However, the country’s new-found gas and coal wealth has emboldened Maputo to adopt a more ambitious approach. It is investing more heavily in infrastructure in support of coal and gas projects, and to ensure that the country benefits more widely from the exploitation of natural resources, partly through stepping up the pace of the electrification programme.

The IMF is concerned about the budget deficit that this investment is generating. The head of the most recent IMF mission to the country, Doris Ross, said: “We expect the total deficit after donations [from multi- and bilateral donors] to rise from 3% of GDP, in 2013, to 9.5% of GDP in 2014, after taking into account extraordinary revenues of 4% of GDP in 2013, and of 2.9% of GDP in 2014. This level of deficit is not sustainable in the mid-term, particularly because it is not very likely that the extraordinary revenue will occur again.”
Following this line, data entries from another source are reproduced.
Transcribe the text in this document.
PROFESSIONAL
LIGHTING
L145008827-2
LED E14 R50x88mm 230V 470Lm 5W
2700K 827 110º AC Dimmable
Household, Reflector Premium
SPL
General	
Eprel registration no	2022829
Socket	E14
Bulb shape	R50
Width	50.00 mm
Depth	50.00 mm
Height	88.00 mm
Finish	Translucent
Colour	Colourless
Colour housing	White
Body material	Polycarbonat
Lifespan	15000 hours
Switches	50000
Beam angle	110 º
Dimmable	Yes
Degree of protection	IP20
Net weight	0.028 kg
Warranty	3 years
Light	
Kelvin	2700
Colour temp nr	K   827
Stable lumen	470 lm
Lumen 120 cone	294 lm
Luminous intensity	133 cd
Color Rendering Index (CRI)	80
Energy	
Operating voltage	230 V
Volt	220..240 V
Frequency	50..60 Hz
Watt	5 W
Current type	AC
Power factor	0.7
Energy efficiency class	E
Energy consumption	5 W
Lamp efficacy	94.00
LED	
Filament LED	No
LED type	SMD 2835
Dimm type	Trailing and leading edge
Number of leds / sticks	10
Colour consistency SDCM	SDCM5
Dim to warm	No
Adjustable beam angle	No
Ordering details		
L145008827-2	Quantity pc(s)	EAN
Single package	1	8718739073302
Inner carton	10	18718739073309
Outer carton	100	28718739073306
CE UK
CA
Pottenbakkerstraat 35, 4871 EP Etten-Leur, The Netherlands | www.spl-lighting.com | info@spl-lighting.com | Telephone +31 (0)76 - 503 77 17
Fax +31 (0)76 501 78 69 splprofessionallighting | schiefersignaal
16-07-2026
Economic growth averaged 7.3% a year between 2002 and 2012, was almost par for the course at 7.1% in 2013 and the IMF predicts that it will accelerate to 8.3% this year and 7.9% for 2015. Most sources estimate growth over the next few years will average 8% a year, putting it among the five fastest-growing economies on the continent.

Yet there is reason to believe that even double-digit growth is possible over this time. The country is the hottest new gas province in the world, with tens of billions of dollars in investment planned over the next few years.

Alongside Mongolia, it is also one of the two biggest new sources of coal production on the planet. Taken together in the context of a relatively poor country like Mozambique, coal and gas have enormous potential if properly managed.

There is every reason to believe that this will be the case, given good governance and the progress that has been made on putting the transport infrastructure in place to enable coal exports. The key will be ensuring that the two new resources benefit the wider economy. Again, with established sound government, foreign and local investors will invest in the consumer sector, property and some forms of infrastructure.

Standard Bank’s chief economist in Mozambique, Fáusio Mussa, says: “Continued inflows of foreign investment and increased exports point to the maintenance of a relatively stable exchange rate for the metical against the US dollar, which will keep inflation in single digits, between 5% and 6%.

“The planned development of natural gas projects in the Rovuma Basin and associated infrastructure spending, together with development of the Nacala corridor for exporting coal from Moatize, will result in Mozambique’s accelerated gross domestic product growth to above average levels of the past 10 years.”

English takes hold
The government does not just need to attract foreign investment but also to have the capacity and the expertise to oversee private sector activities. In the forestry sector, for instance, there has been a great deal of illegal logging of protected hardwoods, with the resulting timber exported overseas, 80% of it to China. Beijing imposed a ban on domestic logging in 1998 and so traders have been increasingly hungry for overseas supplies.

There are some state inspectors but these lack the resources to police logging and containers holding illegal and unprocessed timber have been discussed at the nation’s ports. The gas and coal sectors will provide government revenue that could be used to step up inspections but there will be many other competing demands on the public purse.

Mozambique may be the fastest-growing Lusophone country in the world over the next few years but it is only a Portuguese-speaking state in an official sense, as just 5% of the population speaks Portuguese. English is also gaining ground, both among the millions of Mozambicans who have worked in South Africa and among the better educated and more highly skilled. The country has joined the Commonwealth and English is likely to become increasingly popular in tandem with closer integration with the rest of the Southern African Development Community (SADC). The Portuguese language may prove to have as shallow roots in Mozambique as Portuguese colonial rule.